Honoraires

L’article 10 de la loi du 31 décembre 1971 dans sa rédaction issue de la loi du 06 août 2015 (dite loi Macron) règlemente les honoraires des avocats dans les termes suivants:

 

« Les honoraires de postulation, de consultation, d’assistance, de conseil, de rédaction d’actes juridiques sous seing privé et de plaidoirie sont fixés en accord avec le client.

En matière de saisie immobilière, de partage, de licitation et de sûretés judiciaires, les droits et émoluments de l’avocat sont fixés sur la base d’un tarif déterminé selon des modalités prévues au titre IV bis du livre IV du code de commerce.

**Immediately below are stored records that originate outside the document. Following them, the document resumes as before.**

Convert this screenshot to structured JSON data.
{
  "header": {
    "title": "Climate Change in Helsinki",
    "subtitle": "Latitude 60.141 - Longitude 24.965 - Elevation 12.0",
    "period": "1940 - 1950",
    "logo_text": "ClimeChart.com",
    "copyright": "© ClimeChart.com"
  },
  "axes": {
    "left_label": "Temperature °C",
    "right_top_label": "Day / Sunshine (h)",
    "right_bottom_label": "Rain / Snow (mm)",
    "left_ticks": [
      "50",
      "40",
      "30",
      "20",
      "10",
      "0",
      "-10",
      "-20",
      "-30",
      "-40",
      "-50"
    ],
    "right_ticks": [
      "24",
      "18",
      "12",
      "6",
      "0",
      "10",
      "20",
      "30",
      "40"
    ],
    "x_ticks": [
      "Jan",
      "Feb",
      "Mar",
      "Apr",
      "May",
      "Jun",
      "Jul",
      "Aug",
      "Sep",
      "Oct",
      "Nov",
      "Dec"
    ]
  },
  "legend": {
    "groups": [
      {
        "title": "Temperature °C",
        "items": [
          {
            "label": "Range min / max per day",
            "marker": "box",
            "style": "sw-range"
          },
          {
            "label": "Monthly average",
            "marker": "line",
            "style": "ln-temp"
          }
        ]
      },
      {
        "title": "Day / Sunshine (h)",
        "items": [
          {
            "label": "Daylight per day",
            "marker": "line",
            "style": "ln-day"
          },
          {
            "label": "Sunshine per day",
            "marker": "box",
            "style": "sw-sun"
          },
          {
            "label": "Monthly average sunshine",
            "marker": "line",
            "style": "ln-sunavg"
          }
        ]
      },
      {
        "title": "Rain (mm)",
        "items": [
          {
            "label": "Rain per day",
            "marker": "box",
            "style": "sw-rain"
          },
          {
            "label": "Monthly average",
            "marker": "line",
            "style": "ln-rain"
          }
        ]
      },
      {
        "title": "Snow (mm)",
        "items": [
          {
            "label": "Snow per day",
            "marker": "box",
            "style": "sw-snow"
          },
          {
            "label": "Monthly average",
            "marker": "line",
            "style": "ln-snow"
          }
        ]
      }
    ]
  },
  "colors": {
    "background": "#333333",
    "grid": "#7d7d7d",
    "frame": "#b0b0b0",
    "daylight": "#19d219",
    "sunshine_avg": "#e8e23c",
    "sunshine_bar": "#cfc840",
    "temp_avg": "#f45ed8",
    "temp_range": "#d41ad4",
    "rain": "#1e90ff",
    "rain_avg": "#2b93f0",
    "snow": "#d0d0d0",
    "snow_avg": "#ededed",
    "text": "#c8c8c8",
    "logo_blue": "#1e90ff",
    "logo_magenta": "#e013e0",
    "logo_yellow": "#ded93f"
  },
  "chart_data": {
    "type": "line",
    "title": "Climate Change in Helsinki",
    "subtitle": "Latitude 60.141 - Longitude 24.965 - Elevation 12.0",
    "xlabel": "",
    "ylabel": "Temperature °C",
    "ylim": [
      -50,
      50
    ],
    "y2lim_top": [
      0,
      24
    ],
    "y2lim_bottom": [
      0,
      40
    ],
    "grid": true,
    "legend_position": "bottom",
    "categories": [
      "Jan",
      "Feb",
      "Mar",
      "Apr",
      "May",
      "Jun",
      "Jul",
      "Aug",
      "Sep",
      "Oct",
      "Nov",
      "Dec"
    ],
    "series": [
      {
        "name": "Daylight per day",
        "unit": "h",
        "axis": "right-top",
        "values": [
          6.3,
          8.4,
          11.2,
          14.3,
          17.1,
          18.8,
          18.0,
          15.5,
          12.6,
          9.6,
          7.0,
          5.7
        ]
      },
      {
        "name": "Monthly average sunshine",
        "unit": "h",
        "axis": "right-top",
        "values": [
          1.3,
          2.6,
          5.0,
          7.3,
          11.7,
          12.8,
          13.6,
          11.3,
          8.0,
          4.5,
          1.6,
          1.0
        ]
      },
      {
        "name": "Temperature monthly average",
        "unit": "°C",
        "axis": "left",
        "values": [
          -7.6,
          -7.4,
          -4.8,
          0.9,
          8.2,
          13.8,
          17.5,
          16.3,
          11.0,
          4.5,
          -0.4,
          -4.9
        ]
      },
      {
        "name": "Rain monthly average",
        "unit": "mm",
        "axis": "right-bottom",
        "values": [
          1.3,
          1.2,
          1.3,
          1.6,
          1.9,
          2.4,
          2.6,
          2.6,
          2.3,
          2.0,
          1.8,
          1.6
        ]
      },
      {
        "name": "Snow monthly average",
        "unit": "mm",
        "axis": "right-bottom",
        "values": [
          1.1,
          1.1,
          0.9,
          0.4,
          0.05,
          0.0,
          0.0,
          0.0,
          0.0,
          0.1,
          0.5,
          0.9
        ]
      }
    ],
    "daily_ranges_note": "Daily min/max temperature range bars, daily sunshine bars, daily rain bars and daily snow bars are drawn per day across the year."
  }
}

Sauf en cas d’urgence ou de force majeure ou lorsqu’il intervient au titre de l’aide juridictionnelle totale ou de la troisième partie de la loi n° 91-647 du 10 juillet 1991 relative à l’aide juridique, l’avocat conclut par écrit avec son client une convention d’honoraires, qui précise, notamment, le montant ou le mode de détermination des honoraires couvrant les diligences prévisibles, ainsi que les divers frais et débours envisagés.

Les honoraires tiennent compte, selon les usages, de la situation de fortune du client, de la difficulté de l’affaire, des frais exposés par l’avocat, de sa notoriété et des diligences de celui-ci.

Toute fixation d’honoraires qui ne le serait qu’en fonction du résultat judiciaire est interdite. Est licite la convention qui, outre la rémunération des prestations effectuées, prévoit la fixation d’un honoraire complémentaire en fonction du résultat obtenu ou du service rendu.

 

Dans le mandat donné à un avocat pour la conclusion de l’un des contrats mentionnés au premier alinéa de l’article L. 222-7 du code du sport, il est précisé le montant de ses honoraires, qui ne peuvent excéder 10 % du montant de ce contrat. Lorsque, pour la conclusion d’un tel contrat, plusieurs avocats interviennent ou un avocat intervient avec le concours d’un agent sportif, le montant total de leur rémunération ne peut excéder 10 % du montant de ce contrat. L’avocat agissant en qualité de mandataire de l’une des parties intéressées à la conclusion d’un tel contrat ne peut être rémunéré que par son client.

Par dérogation aux dispositions de l’avant-dernier alinéa, les fédérations sportives délégataires peuvent fixer, pour la rémunération du ou des avocats, un montant inférieur à 10 % du contrat conclu par les parties mises en rapport. »

 

Dans ces conditions il est proposé à nos clients de signer une convention d’honoraires qui prévoit les modalités de calcul de ceux-ci en fonction de l’évolution de la prestation de l’avocat dans le cadre de la mission qui lui a été confiée.

 

Il convient néanmoins de préciser que l’absence de signature d’une convention d’honoraire ne prive pas l’avocat de son droit à rémunération ainsi que l’a précisé la Cour de cassation dans un arrêt du 14 juin 2018 .

 

En cas de désaccord sur le montant des honoraires ceux-ci sont fixés par le Bâtonnier de l’ordre des avocats de Narbonne, dans le cadre d’une procédure de taxe. La décision du Bâtonnier peut faire l’objet d’un appel devant le Premier président de la Cour d’appel de Montpellier.